Ser abrazado por un oso no es aconsejable en ninguna
circunstancia. La desaparición de la URSS no sólo fue un
acontecimiento político, estratégico o económico de primer orden,
sino también un terremoto mental. Para Putin fue la "mayor
catástrofe" de Rusia porque él, como muchos rusos, no
comprenden todavía hoy que Ucrania o Bielor rusia,
históricamente ligadas a Rusia desde la Edad Media, sean países
independientes cuando nunca antes lo fueron. Y aún aceptan
menos que flirteen con Occidente como demuestra que la crisis
con Ucrania estallara en 2014 cuando el presidente Yanukovych
se aprestaba a firmar un acuerdo comercial con la Unión Europea
y las presiones del Kremlin le forzaran a dar marcha atrás. Las
subsiguientes protestas populares provocaron su caída, seguida
por la intervención camuflada de Rusia en Donbas y la posterior
anexión de Crimea con luz y taquígrafos, en flagrante violación
del principio de la inviolabilidad de las fronteras sacralizado en
1975 por el Acta Final de Helsinki de la OSCE. Moscú, que había
aceptado la independencia de Ucrania a regañadientes, no podía
consentir que además saliera de su esfera de influencia y
facilitara una mayor aproximación de las fuerzas de la OTAN a
sus propias fronteras... aunque eso le costara sanciones de la
comunidad internacional. Y el pueblo ruso parece haber apoyado
el nacionalismo de Putin en esta decisión.

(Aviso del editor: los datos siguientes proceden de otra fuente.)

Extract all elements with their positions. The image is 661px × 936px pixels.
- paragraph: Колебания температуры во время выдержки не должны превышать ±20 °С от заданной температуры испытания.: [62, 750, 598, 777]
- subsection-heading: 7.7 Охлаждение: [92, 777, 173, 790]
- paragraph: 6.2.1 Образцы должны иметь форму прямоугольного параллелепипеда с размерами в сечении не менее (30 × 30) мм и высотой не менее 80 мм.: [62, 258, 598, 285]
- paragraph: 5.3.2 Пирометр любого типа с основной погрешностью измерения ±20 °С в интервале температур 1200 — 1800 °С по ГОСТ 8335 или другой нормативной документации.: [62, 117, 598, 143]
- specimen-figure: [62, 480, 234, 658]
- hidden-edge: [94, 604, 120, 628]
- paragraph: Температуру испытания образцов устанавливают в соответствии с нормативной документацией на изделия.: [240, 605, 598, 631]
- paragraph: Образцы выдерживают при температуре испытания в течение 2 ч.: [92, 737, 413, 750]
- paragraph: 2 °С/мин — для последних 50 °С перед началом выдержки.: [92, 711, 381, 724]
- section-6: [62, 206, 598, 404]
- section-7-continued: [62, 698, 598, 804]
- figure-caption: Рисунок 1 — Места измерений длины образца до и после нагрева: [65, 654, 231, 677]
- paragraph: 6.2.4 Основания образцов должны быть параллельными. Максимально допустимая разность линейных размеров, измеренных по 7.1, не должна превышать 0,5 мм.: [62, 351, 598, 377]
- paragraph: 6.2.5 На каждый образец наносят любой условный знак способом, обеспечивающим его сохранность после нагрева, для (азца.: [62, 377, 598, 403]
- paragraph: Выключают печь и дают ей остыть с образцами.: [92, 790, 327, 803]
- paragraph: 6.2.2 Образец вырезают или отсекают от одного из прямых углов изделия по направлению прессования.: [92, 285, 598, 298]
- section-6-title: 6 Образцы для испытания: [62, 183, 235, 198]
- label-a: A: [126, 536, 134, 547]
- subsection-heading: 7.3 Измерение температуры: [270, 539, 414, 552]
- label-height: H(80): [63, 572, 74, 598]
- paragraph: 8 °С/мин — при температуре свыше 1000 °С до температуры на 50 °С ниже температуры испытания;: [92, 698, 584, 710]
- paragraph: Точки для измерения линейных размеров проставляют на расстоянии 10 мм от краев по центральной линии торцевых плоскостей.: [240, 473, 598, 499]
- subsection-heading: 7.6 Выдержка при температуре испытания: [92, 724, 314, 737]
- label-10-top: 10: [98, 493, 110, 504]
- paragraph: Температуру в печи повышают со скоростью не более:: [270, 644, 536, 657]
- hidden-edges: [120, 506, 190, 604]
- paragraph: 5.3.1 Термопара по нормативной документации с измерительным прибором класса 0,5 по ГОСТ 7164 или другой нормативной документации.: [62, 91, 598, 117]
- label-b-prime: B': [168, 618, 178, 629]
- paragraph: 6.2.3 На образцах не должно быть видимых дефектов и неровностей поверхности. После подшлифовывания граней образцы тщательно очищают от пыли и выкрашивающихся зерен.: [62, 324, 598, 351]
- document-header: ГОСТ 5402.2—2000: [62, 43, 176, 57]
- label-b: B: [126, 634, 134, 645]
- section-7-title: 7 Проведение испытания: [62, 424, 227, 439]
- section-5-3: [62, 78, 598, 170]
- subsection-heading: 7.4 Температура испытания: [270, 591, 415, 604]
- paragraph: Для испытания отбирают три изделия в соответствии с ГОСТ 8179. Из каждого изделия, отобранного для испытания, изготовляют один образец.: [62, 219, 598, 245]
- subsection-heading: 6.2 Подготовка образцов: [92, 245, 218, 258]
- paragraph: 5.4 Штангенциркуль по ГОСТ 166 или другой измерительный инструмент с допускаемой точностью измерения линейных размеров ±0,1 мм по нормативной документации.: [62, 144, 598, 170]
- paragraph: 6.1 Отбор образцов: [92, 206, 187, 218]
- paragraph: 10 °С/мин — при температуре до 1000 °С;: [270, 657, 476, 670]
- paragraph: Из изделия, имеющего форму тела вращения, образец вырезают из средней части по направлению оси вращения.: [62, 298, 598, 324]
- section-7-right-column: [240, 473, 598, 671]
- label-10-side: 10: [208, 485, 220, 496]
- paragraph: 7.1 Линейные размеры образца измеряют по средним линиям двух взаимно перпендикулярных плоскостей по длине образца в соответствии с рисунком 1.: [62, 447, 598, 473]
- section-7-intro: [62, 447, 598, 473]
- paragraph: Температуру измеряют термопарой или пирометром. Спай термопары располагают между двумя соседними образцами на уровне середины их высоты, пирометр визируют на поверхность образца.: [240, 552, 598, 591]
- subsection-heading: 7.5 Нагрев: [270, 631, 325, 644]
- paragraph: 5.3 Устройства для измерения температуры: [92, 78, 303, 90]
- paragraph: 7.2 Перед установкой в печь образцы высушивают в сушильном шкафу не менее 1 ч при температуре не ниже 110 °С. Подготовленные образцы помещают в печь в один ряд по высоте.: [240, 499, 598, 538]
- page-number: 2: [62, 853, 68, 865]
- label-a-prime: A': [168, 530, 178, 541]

La situación puede repetirse ahora con Bielorrusia, una parte del
Imperio zarista que luego se integró en la URSS y que
únicamente era conocida internacionalmente porque Moscú le
consiguió un asiento en las Naciones Unidas durante la Guerra
Fría. Llegó a la independencia en 1991 al implosionar la URSS
de Gorbachov y ha cambiado muy poco porque desde entonces
ha estado regida por una clase política de cultura rusa y de
formación comunista cuyo exponente principal es el actual
presidente Aleksandr Lukashenko, en el poder desde 1994 con
elecciones que siempre le dan más del 70% de los votos y que
son sistemáticamente puestas en tela de juicio por observadores
internacionales.
Conocido como "el último dictador de Europa" al principio cedió a
las presiones de Moscú para firmar en 1999 el ambicioso Tratado
de la Unión que se proponía armonizar el comercio, los
impuestos, la banca etc. con vistas a una potencial unión futura
con Rusia, y esta línea se reforzó tres años más tarde con la
entrada de Bielorrusia en la Comunidad Económica Euroasiática
y en la Organización del Tratado de Seguridad Colectiva, que es
la respuesta rusa a la expansión de la OTAN. Putin ha dicho
alguna vez que los rusos y los bielorrusos son "un pueblo" pues
comparten la historia, el idioma ruso y la religión ortodoxa, y en
ese sentido están más próximos de Rusia que los ucranianos,
que la mitad son católicos y hablan su propia lengua. Bielorrusia
es importante para Moscú porque le da población (10 millones de
habitantes con un PIB per cápita de 5.345 euros en 2019),
agricultura, profundidad estratégica, bases militares, y porque le
sirve como tapón frente al que considera un cerco por parte de la
OTAN.
Lukashenko ha tratado de contrarrestar esta presión con algunas
muestras de rebeldía como aceptar una tímida apertura hacia la
UE participando en nuestra Política de Vecindad, permitir ciertas
manifestaciones en apoyo de la lengua bielorrusa en un país
donde las protestas son reprimidas sin miramientos y, lo más
grave para Moscú, se ha negado a reconocer la anexión de
Crimea. Son gestos que no han gustado a Moscú.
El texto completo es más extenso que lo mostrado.